Pathology Department, Faculty of Medicine, Tanta University, Tanta, 31527, Egypt.
Clinical Oncology and Nuclear Medicine Department, Faculty of Medicine, Tanta University, Tanta, Egypt.
Diagn Pathol. 2023 Feb 3;18(1):11. doi: 10.1186/s13000-023-01295-y.
Muscle-invasive bladder cancers (MIBCs) is a group of molecularly heterogonous diseases that could be stratified into subtypes with distinct clinical courses and sensitivities to chemotherapy. Clinical application of molecular subtypes could help in prediction of neoadjuvant chemotherapy (NAC) responders. Immunohistochemical (IHC) markers such as GATA3, cytokeratin (CK) 5/6, and p53 are associated with these subtypes and are widely available. Human epidermal growth factor receptor 2 (HER2) and epidermal growth factor receptor (EGFR) are mutated in multiple cancers including MIBC and are potential therapeutic targets. HER2/EGFR status of MIBC subtypes has not been investigated. Tissue microarrays (TMAs) were constructed from transurethral resection of the bladder tumor (TURB) specimens and stained with GATA3,CK5/6,p53 and HER2 in addition to Quantitative Reverse Transcription PCR for detection of EGFR gene. Of the total cases, 45% were luminal, 36.7% basal and 18.3% p53 wild subtype (p53-WT). Univariate analysis showed that overall survival (OS) and disease-free progression survival (DFS) were significantly longer for luminal subtype. In multivariate analysis, molecular subtype, HER2 status and LV invasion were independent prognostic factors for DFS and OS. Basal subtype showed a significantly better response to NAC. HER2 expression was significantly higher in luminal while EGFR expression was significantly higher in basal subtype. Kaplan-Meier survival curves revealed a significant longer OS and DFS for HER2 negative than positive cases. MIBC can be stratified using a simple IHC panel [GATA3,CK5/6,P53] into clinically relevant prognostic molecular subtypes. Basal tumors are aggressive and respond well to NAC while luminal have better OS. P53-WT tumors are chemoresistant and require further treatments. HER2 and EGFR are potential therapeutic targets for molecular subtypes of MIBC where luminal tumors are more likely to benefit from HER2 and basal from EGFR directed therapies.

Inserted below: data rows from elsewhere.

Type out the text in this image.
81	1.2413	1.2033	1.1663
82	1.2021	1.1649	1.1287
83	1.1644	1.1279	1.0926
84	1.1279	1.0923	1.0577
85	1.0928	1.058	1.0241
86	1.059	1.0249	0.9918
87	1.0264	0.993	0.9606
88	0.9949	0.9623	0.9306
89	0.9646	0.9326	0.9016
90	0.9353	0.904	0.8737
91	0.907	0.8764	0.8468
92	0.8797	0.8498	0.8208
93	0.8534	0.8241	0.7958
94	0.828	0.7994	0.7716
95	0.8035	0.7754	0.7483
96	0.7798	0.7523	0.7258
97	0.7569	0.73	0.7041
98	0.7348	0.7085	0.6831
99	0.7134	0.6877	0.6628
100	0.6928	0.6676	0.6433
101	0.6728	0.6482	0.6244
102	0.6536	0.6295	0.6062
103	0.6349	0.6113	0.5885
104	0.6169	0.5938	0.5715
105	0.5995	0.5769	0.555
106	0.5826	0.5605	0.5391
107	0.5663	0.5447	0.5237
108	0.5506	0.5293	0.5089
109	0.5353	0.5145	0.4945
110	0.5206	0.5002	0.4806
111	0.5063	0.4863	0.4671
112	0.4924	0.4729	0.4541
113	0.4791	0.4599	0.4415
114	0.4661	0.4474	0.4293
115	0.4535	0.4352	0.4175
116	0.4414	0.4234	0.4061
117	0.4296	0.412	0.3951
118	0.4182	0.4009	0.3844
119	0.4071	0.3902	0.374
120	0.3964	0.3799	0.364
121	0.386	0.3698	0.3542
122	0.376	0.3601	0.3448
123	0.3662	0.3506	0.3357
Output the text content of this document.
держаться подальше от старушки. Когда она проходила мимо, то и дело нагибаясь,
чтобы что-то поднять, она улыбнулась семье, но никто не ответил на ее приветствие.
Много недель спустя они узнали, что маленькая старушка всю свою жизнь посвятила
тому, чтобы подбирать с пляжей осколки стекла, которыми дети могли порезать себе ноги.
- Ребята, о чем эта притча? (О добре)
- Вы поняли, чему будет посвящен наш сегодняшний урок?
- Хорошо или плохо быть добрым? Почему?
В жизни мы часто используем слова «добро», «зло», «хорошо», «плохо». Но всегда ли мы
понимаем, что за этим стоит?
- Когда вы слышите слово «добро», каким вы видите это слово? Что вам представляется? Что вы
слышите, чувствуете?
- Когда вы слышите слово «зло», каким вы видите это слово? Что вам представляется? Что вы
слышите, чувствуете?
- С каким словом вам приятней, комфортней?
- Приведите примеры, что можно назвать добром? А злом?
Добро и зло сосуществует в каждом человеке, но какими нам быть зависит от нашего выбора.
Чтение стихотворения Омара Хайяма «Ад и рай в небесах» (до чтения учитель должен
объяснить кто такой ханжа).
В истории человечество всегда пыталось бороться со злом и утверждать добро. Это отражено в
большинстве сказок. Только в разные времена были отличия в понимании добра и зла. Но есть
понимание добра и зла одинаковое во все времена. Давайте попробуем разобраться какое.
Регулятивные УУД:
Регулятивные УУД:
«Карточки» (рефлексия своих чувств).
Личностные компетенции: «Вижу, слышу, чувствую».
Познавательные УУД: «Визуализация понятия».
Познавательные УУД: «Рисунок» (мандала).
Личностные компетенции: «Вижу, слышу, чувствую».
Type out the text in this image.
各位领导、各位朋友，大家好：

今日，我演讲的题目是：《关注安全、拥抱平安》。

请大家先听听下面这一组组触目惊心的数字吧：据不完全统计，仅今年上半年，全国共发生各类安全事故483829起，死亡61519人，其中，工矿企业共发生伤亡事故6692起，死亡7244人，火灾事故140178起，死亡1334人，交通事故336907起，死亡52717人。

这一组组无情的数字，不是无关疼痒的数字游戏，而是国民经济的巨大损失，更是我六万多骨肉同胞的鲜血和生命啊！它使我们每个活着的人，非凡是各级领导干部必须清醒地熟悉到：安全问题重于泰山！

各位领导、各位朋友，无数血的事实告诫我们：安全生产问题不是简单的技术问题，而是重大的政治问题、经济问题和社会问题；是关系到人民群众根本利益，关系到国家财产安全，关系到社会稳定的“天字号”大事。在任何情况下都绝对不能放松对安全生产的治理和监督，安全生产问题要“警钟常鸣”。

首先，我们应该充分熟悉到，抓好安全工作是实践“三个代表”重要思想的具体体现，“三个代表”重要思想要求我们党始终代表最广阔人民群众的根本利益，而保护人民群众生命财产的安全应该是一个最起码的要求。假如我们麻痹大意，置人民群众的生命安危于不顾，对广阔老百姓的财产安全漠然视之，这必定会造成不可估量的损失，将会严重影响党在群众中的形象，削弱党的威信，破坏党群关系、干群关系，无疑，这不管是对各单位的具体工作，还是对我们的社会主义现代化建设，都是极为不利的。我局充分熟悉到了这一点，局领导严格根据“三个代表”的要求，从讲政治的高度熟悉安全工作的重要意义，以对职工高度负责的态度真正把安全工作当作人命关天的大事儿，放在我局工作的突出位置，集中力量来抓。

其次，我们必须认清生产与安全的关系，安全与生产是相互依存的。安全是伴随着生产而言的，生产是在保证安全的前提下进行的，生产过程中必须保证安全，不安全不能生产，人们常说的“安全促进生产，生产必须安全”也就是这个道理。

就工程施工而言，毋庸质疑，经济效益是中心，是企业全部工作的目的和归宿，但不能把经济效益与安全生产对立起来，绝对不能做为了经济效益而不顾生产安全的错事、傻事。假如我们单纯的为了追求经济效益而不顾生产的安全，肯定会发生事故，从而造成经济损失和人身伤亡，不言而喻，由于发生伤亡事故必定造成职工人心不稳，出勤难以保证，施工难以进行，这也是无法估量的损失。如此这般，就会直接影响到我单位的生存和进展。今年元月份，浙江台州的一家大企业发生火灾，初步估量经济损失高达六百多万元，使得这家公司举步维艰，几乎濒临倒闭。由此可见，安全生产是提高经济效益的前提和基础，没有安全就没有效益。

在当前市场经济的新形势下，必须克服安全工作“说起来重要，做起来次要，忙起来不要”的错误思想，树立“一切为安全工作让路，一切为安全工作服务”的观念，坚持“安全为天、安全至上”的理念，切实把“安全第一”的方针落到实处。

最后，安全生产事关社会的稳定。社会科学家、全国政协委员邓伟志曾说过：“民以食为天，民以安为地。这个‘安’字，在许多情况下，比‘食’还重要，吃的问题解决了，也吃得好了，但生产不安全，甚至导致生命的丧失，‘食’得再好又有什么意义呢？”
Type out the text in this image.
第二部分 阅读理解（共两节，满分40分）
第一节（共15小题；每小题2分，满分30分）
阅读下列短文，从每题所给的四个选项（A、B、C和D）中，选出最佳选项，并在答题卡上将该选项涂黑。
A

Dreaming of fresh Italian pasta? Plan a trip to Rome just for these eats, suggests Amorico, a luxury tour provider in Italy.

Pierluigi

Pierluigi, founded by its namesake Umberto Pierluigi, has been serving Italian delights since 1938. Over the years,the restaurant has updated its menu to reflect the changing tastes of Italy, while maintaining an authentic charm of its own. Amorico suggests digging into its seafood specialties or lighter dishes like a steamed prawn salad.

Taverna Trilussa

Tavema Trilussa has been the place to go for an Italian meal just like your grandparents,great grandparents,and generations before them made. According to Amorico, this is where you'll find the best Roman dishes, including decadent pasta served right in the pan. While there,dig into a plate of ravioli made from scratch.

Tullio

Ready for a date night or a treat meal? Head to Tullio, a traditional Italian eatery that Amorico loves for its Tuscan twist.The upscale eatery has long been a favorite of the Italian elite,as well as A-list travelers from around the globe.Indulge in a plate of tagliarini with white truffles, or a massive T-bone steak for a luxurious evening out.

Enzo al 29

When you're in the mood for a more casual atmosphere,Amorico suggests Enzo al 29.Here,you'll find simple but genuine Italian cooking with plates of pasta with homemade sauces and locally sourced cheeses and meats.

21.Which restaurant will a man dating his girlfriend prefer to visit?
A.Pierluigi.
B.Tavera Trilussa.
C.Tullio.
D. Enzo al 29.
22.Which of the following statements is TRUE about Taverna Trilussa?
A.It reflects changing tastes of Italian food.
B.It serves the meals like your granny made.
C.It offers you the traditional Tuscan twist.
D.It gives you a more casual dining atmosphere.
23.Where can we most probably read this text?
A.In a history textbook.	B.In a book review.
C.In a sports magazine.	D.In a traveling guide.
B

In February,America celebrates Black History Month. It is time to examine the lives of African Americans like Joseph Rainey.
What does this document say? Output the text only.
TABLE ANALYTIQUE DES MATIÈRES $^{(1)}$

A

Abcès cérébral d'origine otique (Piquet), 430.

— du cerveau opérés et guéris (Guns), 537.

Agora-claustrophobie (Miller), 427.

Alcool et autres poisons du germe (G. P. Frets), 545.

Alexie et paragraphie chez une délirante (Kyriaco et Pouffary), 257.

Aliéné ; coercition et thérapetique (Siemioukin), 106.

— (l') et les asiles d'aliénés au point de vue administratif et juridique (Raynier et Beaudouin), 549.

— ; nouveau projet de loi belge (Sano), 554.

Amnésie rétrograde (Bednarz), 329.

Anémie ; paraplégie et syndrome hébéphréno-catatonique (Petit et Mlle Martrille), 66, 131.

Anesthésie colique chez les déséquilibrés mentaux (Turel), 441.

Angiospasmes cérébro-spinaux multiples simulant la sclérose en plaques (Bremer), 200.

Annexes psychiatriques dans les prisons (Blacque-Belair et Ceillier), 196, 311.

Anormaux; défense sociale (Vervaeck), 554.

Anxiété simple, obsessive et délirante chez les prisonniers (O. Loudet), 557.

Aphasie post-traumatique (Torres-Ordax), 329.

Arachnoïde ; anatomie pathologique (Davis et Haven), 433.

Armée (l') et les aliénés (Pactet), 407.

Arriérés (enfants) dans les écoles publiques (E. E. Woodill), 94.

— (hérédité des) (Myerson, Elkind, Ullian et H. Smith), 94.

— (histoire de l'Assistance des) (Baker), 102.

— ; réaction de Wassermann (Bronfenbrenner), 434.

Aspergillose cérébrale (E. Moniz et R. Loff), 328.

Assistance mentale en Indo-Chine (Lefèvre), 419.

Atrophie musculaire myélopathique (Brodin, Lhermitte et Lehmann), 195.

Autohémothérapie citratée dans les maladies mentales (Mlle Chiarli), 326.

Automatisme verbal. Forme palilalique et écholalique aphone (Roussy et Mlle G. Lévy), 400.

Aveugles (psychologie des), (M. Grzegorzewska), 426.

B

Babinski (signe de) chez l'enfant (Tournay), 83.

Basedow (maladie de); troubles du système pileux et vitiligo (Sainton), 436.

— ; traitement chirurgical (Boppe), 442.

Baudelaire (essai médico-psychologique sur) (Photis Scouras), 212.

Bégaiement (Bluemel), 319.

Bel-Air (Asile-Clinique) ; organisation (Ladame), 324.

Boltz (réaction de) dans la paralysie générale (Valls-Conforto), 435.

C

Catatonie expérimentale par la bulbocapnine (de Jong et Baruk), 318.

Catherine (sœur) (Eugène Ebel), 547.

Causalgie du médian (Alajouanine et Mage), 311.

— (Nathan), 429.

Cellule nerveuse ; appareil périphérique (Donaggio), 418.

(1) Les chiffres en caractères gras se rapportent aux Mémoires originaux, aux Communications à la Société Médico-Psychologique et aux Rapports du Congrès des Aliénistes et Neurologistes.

肌层浸润性膀胱癌(MIBC)是一组分子异质性疾病,可以分为具有不同临床过程和对化疗敏感性的亚型。分子亚型的临床应用有助于预测新辅助化疗(NAC)的反应者。免疫组织化学(IHC)标志物,如 GATA3、细胞角蛋白(CK)5/6 和 p53,与这些亚型相关,并且广泛可用。人表皮生长因子受体 2(HER2)和表皮生长因子受体(EGFR)在包括 MIBC 在内的多种癌症中发生突变,是潜在的治疗靶点。MIBC 亚型的 HER2/EGFR 状态尚未得到研究。从经尿道膀胱肿瘤切除术(TURB)标本构建组织微阵列(TMA),并用 GATA3、CK5/6、p53 和 HER2 染色,此外还进行定量逆转录 PCR 检测 EGFR 基因。在总病例中,45%为 luminal 型,36.7%为基底型,18.3%为 p53 野生型(p53-WT)。单因素分析显示,luminal 型的总生存(OS)和无病进展生存(DFS)显著更长。多因素分析显示,分子亚型、HER2 状态和 LV 浸润是 DFS 和 OS 的独立预后因素。基底型对 NAC 的反应明显更好。在 luminal 型中 HER2 表达明显更高,而在基底型中 EGFR 表达明显更高。Kaplan-Meier 生存曲线显示 HER2 阴性病例的 OS 和 DFS 明显更长。MIBC 可以使用简单的 IHC 面板[GATA3、CK5/6、P53]进行分层,分为具有临床相关预后的分子亚型。基底肿瘤侵袭性强,对 NAC 反应良好,而 luminal 肿瘤的 OS 更好。p53-WT 肿瘤对化疗耐药,需要进一步治疗。HER2 和 EGFR 是 MIBC 分子亚型的潜在治疗靶点,其中 luminal 肿瘤可能受益于 HER2,而基底型受益于 EGFR 靶向治疗。